Available bednights have increased by 14% to 155 226 (from 136 038 in 2016) and its sales mix has changed materially; with the Tour Series and Governors’ categories combined now accounting for 35% of total bednights sold (up from 25% last year).
Capital expenditure amounted to P121 million (€9.8 million) for the period, with approximately P23 million (€1.8 million) spent on new camps and P71 million (€5.7 million) on rebuilding existing camps. This is expected to taper off at the end of the financial year following the completion of Bisate Lodge in Rwanda and Mombo Camp in Botswana.

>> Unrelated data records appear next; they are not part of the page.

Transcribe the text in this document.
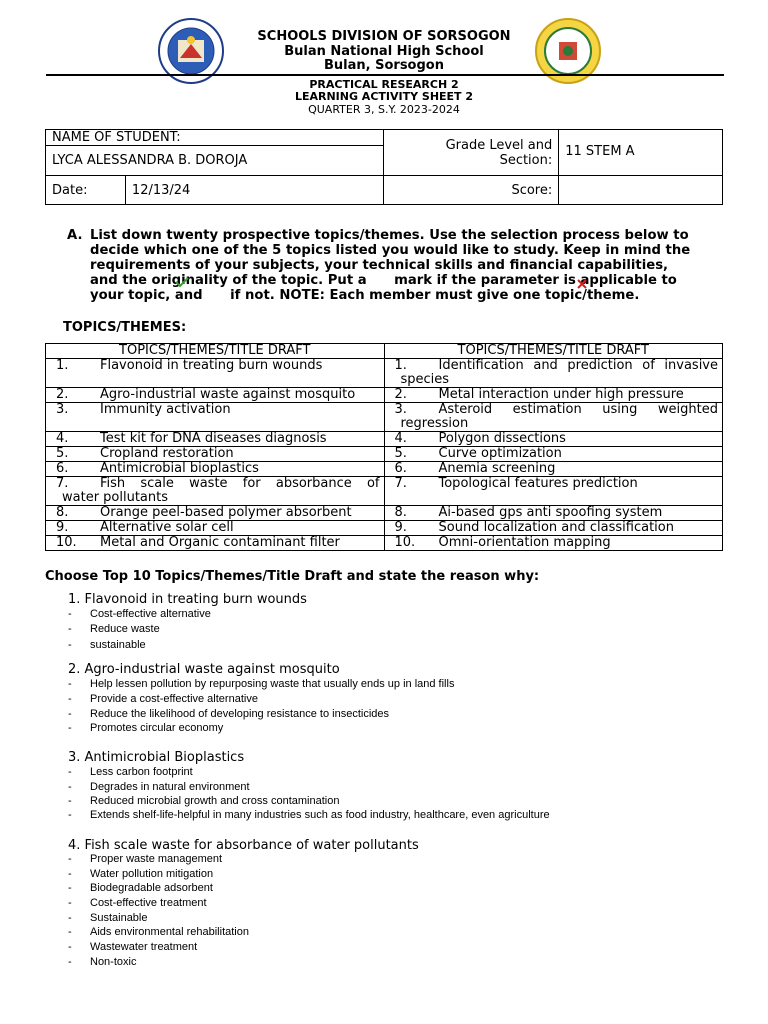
SCHOOLS DIVISION OF SORSOGON
Bulan National High School
Bulan, Sorsogon
PRACTICAL RESEARCH 2
LEARNING ACTIVITY SHEET 2
QUARTER 3, S.Y. 2023-2024
NAME OF STUDENT:		Grade Level and
Section:	11 STEM A
LYCA ALESSANDRA B. DOROJA			
Date:	12/13/24	Score:	
A. List down twenty prospective topics/themes. Use the selection process below to
decide which one of the 5 topics listed you would like to study. Keep in mind the
requirements of your subjects, your technical skills and financial capabilities,
and the originality of the topic. Put a      mark if the parameter is applicable to
your topic, and      if not. NOTE: Each member must give one topic/theme.
TOPICS/THEMES:
TOPICS/THEMES/TITLE DRAFT	TOPICS/THEMES/TITLE DRAFT

1. Flavonoid in treating burn wounds	1. Identification and prediction of invasive
species

2. Agro-industrial waste against mosquito	2. Metal interaction under high pressure

3. Immunity activation	3. Asteroid estimation using weighted
regression

4. Test kit for DNA diseases diagnosis	4. Polygon dissections

5. Cropland restoration	5. Curve optimization

6. Antimicrobial bioplastics	6. Anemia screening

7. Fish scale waste for absorbance of
water pollutants	7. Topological features prediction

8. Orange peel-based polymer absorbent	8. Ai-based gps anti spoofing system

9. Alternative solar cell	9. Sound localization and classification

10. Metal and Organic contaminant filter	10. Omni-orientation mapping
Choose Top 10 Topics/Themes/Title Draft and state the reason why:
1. Flavonoid in treating burn wounds
- Cost-effective alternative
- Reduce waste
- sustainable
2. Agro-industrial waste against mosquito
- Help lessen pollution by repurposing waste that usually ends up in land fills
- Provide a cost-effective alternative
- Reduce the likelihood of developing resistance to insecticides
- Promotes circular economy
3. Antimicrobial Bioplastics
- Less carbon footprint
- Degrades in natural environment
- Reduced microbial growth and cross contamination
- Extends shelf-life-helpful in many industries such as food industry, healthcare, even agriculture
4. Fish scale waste for absorbance of water pollutants
- Proper waste management
- Water pollution mitigation
- Biodegradable adsorbent
- Cost-effective treatment
- Sustainable
- Aids environmental rehabilitation
- Wastewater treatment
- Non-toxic
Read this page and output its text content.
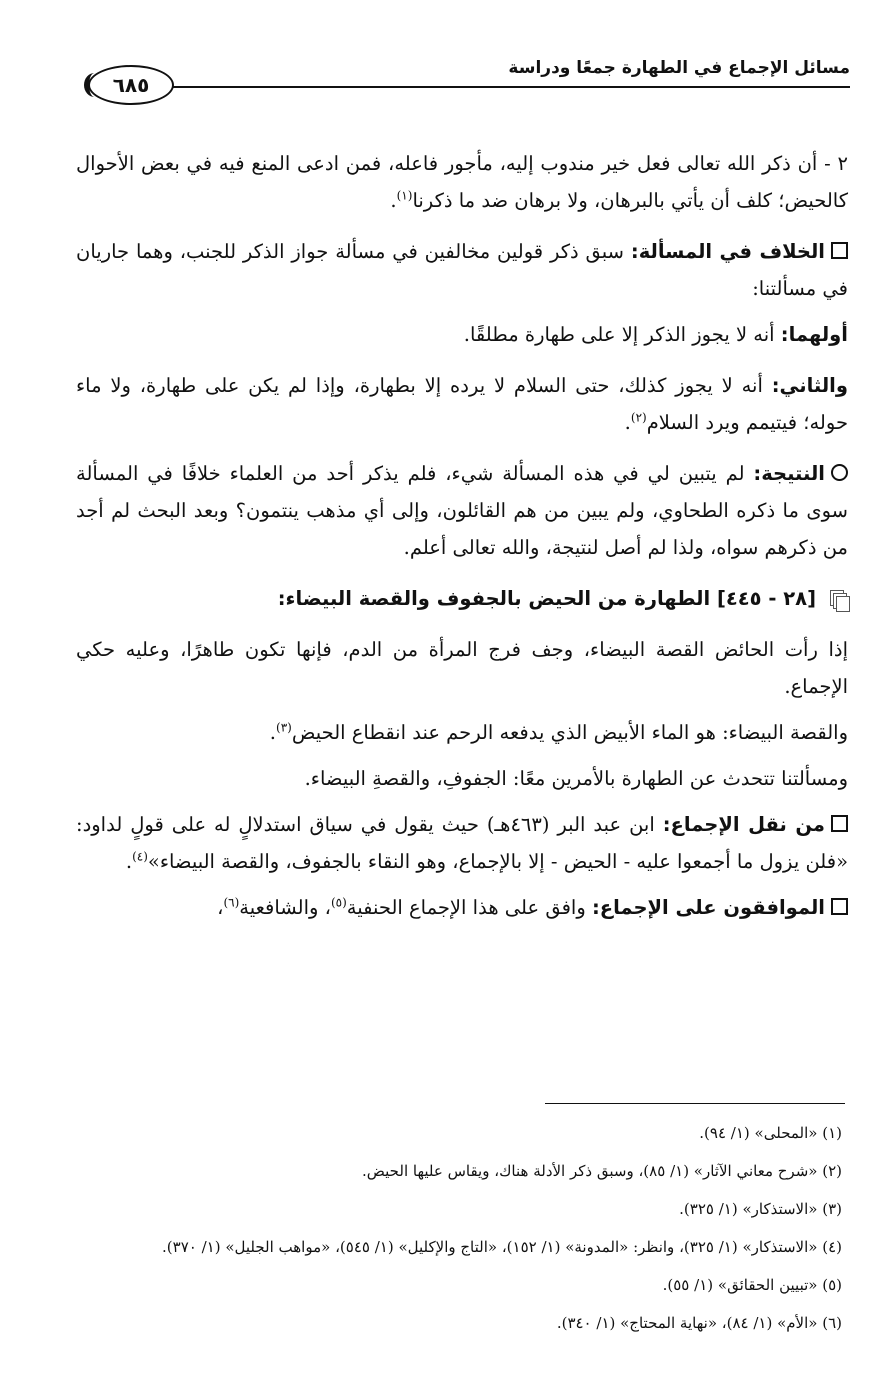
مسائل الإجماع في الطهارة جمعًا ودراسة
٦٨٥

٢ - أن ذكر الله تعالى فعل خير مندوب إليه، مأجور فاعله، فمن ادعى المنع فيه في بعض الأحوال كالحيض؛ كلف أن يأتي بالبرهان، ولا برهان ضد ما ذكرنا$^{(١)}$.

الخلاف في المسألة: سبق ذكر قولين مخالفين في مسألة جواز الذكر للجنب، وهما جاريان في مسألتنا:

أولهما: أنه لا يجوز الذكر إلا على طهارة مطلقًا.

والثاني: أنه لا يجوز كذلك، حتى السلام لا يرده إلا بطهارة، وإذا لم يكن على طهارة، ولا ماء حوله؛ فيتيمم ويرد السلام$^{(٢)}$.

النتيجة: لم يتبين لي في هذه المسألة شيء، فلم يذكر أحد من العلماء خلافًا في المسألة سوى ما ذكره الطحاوي، ولم يبين من هم القائلون، وإلى أي مذهب ينتمون؟ وبعد البحث لم أجد من ذكرهم سواه، ولذا لم أصل لنتيجة، والله تعالى أعلم.

[٢٨ - ٤٤٥] الطهارة من الحيض بالجفوف والقصة البيضاء:

إذا رأت الحائض القصة البيضاء، وجف فرج المرأة من الدم، فإنها تكون طاهرًا، وعليه حكي الإجماع.

والقصة البيضاء: هو الماء الأبيض الذي يدفعه الرحم عند انقطاع الحيض$^{(٣)}$.

ومسألتنا تتحدث عن الطهارة بالأمرين معًا: الجفوفِ، والقصةِ البيضاء.

من نقل الإجماع: ابن عبد البر (٤٦٣هـ) حيث يقول في سياق استدلالٍ له على قولٍ لداود: «فلن يزول ما أجمعوا عليه - الحيض - إلا بالإجماع، وهو النقاء بالجفوف، والقصة البيضاء»$^{(٤)}$.

الموافقون على الإجماع: وافق على هذا الإجماع الحنفية$^{(٥)}$، والشافعية$^{(٦)}$،

(١) «المحلى» (١/ ٩٤).

(٢) «شرح معاني الآثار» (١/ ٨٥)، وسبق ذكر الأدلة هناك، ويقاس عليها الحيض.

(٣) «الاستذكار» (١/ ٣٢٥).

(٤) «الاستذكار» (١/ ٣٢٥)، وانظر: «المدونة» (١/ ١٥٢)، «التاج والإكليل» (١/ ٥٤٥)، «مواهب الجليل» (١/ ٣٧٠).

(٥) «تبيين الحقائق» (١/ ٥٥).

(٦) «الأم» (١/ ٨٤)، «نهاية المحتاج» (١/ ٣٤٠).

Chief Financial Officer, Ami Azoulay, says, “Tourism activity in Southern Africa is at high levels. Our forward occupancy for the rest of the year is encouraging. The Group’s strategic intent is to invest in African tourism and we have tailored our business model to have the most impact in this environment. However, this model is vulnerable to events that impact on travellers; such as the political and economic uncertainty in Kenya and Zimbabwe, and the volatile currencies.”
He adds that while the impact of the exchange rate on the revenue line was negligible, it was far more significant on their bottom line. “This was as a result of the stronger pula and rand pushing real selling rates down. This impacted negatively on performance in South Africa and Botswana in particular. Botswana’s performance was down 2%, while South Africa declined 23%. Kenya recorded a decline of 62% following the inclusion of low season for the period.”
The rand gained 11% against the US dollar, and the pula appreciated by 5%, despite which Azoulay says, “Operating costs remained well contained with an increase of 5% after adjusting for Governors’.”
Wilderness’ Namibia, Rwanda and Zambezi regions all recorded strong growth as, combined, they contributed 30% of segmental profit (compared to 15% in 2016) and reflect a combined growth of 104% from P27 million (€2.2 million) to P55 million (€4.4 million).